PLAK! Satu tamparan keras mendarat di pipi Alan. "Tamparan pertama itu untuk membuatmu sadar. Kalau kau belum sadar juga, maka tamparan kedua akan jauh lebih keras!"

Emosi, Alan sontak membanting botol wine-nya ke pigura foto keluarga kerajaan. Alice nyinyir mengingatkan Alan tentang kelakuan ibunya Alan sendiri. Tak lama setelah menikah dengan Ayah Alice, Mona berselingkuh dengan Ayahnya Alan hingga menyebabkan kematian Ayah Alice.

"Aku ingin tahu, bagaimana perasaanmu mengetahui ibumu adalah penyebab kematian ayahku?" Balas Alice.

Alan kontan speechless mendengarnya. Alice menegaskan bahwa dia sebenarnya tidak pernah menginginkan posisi apapun. Semua ini adalah keputusan kakek.

"Kalau aku bisa memilih, aku hanya ingin menjadi cucunya kakek... dan menjadi adiknya P'Kate, dan menjadi saudaramu."

"Kalau kau berpikir begitu, maka tolaklah penobatanmu dan lepaskan posisi itu ke ayahku.
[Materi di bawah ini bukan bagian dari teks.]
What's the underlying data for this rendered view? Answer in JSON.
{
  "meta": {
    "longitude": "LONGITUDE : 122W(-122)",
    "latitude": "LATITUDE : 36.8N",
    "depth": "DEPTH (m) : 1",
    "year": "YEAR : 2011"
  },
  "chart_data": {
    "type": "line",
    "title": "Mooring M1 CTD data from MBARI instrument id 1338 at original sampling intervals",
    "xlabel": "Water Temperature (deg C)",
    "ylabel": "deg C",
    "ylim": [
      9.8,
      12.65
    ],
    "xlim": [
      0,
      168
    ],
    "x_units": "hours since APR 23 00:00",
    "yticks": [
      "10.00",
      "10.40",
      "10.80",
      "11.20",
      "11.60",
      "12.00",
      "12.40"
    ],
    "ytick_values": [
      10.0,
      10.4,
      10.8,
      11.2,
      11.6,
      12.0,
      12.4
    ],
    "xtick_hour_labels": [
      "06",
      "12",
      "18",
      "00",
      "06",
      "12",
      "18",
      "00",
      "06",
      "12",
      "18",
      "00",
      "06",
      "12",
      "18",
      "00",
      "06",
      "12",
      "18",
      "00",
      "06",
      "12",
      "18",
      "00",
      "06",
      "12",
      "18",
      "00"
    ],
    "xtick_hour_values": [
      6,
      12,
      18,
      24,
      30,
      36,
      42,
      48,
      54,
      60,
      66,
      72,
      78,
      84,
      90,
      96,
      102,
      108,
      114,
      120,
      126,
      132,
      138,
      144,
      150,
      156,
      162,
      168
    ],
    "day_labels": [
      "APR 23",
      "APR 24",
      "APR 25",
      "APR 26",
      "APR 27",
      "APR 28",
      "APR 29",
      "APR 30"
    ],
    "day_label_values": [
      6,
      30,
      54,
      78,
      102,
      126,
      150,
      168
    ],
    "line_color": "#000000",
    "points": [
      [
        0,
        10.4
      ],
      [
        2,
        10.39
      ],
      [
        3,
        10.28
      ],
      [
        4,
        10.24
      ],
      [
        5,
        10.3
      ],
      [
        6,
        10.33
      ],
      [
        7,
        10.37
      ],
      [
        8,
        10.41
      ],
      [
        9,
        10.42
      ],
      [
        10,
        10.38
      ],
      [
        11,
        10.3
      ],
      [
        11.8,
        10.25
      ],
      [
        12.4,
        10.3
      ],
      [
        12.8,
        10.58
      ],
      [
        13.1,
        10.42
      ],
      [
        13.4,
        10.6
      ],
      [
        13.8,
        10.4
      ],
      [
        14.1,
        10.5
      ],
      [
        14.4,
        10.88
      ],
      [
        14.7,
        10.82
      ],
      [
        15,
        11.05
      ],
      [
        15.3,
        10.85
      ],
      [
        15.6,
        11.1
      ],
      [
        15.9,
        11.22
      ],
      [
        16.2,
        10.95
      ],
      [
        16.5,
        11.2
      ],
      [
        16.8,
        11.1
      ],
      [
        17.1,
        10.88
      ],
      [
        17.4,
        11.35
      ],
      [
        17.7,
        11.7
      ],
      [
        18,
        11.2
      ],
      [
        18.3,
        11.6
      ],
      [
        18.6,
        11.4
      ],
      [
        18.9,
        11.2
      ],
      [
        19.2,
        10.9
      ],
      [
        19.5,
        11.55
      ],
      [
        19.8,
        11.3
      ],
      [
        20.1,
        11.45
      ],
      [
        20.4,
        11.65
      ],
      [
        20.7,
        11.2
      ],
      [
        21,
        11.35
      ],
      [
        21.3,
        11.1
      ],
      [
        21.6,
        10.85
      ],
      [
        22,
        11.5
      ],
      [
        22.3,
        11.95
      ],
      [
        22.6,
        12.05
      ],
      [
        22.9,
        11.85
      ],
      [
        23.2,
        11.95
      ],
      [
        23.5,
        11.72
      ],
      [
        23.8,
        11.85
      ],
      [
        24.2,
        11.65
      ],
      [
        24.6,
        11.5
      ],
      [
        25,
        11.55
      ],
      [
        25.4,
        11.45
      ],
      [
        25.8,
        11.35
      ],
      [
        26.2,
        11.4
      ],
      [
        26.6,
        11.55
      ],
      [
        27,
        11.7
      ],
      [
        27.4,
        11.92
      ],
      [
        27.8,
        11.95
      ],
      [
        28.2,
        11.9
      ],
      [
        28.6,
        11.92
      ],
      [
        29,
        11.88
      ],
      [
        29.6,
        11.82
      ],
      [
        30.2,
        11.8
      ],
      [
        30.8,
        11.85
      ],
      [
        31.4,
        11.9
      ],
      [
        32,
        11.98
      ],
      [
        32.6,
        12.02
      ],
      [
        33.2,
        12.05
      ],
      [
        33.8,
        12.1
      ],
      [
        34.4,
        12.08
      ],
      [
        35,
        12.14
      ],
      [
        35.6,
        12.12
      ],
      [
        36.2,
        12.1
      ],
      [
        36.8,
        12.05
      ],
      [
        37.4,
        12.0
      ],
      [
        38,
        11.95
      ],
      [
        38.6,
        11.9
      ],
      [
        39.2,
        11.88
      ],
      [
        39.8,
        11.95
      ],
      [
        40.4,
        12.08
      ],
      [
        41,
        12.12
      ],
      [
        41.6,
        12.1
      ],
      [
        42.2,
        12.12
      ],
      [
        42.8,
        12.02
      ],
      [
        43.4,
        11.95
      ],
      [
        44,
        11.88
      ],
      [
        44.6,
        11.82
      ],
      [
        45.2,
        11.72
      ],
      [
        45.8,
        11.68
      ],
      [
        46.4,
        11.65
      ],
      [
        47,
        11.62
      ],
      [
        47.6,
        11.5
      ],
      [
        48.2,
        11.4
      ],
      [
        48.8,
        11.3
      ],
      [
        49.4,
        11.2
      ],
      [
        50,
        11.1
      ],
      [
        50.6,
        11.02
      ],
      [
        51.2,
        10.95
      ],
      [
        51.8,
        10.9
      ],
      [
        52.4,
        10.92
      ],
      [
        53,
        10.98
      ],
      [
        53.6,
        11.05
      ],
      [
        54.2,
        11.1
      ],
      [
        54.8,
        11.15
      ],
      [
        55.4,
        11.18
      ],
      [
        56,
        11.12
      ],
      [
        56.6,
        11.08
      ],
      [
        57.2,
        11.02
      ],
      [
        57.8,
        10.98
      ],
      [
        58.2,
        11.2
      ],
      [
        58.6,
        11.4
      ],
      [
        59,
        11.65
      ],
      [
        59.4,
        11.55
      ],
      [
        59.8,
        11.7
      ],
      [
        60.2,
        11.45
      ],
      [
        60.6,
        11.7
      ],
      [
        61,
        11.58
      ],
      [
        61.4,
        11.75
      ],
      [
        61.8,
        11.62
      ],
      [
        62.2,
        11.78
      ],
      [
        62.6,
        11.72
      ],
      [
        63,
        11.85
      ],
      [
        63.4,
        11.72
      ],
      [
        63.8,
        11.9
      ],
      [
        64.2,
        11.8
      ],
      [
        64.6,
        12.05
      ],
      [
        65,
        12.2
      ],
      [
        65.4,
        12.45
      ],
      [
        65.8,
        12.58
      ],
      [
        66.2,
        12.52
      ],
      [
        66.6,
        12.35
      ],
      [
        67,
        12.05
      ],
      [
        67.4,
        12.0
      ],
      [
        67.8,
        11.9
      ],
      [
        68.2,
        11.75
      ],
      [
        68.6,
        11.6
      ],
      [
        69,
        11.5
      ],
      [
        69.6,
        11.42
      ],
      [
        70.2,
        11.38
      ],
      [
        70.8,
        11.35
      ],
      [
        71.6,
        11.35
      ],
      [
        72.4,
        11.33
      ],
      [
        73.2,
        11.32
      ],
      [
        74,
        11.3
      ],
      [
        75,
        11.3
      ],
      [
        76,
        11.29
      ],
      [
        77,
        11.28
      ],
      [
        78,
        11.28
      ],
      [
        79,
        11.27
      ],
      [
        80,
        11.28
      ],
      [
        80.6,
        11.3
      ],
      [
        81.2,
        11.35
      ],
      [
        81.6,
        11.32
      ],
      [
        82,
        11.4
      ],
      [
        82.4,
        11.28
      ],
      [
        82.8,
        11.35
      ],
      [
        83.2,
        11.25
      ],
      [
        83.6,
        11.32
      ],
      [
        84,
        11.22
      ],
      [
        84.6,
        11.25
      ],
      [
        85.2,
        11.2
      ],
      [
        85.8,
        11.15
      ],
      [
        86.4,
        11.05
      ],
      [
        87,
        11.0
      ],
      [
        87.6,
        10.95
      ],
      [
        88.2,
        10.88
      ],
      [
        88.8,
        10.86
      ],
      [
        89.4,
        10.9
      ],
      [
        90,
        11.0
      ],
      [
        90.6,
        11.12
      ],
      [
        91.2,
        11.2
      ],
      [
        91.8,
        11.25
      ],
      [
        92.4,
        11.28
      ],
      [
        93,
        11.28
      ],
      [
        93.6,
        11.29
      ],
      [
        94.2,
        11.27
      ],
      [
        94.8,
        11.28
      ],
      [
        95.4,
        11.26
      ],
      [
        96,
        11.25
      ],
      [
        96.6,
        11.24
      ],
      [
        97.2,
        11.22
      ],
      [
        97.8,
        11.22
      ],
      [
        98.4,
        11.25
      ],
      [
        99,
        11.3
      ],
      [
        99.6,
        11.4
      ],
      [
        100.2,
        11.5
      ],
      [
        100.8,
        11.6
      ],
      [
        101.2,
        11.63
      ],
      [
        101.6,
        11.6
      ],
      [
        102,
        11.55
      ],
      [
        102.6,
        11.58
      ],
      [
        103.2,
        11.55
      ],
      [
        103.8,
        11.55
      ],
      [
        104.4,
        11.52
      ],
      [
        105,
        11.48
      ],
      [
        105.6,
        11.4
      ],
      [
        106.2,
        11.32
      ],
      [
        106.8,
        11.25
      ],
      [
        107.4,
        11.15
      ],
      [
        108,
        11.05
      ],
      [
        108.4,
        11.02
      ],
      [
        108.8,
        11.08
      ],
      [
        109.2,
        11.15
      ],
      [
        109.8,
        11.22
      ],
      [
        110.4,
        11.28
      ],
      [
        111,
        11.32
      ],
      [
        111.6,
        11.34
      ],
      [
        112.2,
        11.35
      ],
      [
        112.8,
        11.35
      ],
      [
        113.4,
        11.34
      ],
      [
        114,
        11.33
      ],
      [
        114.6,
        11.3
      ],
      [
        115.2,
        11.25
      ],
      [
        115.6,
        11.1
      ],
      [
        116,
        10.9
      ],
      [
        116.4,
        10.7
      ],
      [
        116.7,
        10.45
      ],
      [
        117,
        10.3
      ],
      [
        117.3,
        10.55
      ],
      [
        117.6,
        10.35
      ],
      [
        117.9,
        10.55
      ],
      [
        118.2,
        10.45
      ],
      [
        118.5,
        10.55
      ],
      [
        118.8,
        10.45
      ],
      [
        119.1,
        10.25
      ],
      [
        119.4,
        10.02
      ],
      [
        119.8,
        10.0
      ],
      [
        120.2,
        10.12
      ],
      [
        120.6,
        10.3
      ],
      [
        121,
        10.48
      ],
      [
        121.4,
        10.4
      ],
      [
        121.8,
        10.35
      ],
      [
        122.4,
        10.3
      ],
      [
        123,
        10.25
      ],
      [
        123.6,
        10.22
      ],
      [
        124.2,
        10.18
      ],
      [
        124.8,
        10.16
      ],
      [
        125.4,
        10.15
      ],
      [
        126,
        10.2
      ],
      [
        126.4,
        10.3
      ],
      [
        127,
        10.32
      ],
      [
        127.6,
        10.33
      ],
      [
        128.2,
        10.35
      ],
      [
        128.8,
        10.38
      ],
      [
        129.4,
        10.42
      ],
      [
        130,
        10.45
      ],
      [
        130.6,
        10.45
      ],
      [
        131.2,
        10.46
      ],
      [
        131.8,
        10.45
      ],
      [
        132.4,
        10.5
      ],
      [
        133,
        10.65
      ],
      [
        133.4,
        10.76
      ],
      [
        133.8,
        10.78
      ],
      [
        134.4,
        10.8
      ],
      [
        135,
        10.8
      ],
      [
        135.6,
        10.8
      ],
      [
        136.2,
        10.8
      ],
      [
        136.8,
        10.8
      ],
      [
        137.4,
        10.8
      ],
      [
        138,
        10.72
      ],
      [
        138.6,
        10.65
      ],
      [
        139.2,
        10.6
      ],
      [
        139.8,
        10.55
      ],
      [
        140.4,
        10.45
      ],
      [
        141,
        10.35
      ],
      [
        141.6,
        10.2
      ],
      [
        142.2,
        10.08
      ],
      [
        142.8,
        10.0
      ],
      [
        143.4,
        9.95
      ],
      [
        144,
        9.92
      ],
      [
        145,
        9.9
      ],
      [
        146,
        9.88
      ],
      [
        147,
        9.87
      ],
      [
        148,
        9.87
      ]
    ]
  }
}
Tapi kalau kau tidak bisa, maka hiduplah dalam kecurigaan dan kesepian."


Alan langsung pergi setelah itu, meninggalkan Alice dalam kesedihannya, teringat betapa bahagianya masa kecilnya bersama Alan dan Kate dulu. Hubungan mereka sangat dekat biarpun mereka bukan saudara kandung. Tapi sekarang, segalanya berubah.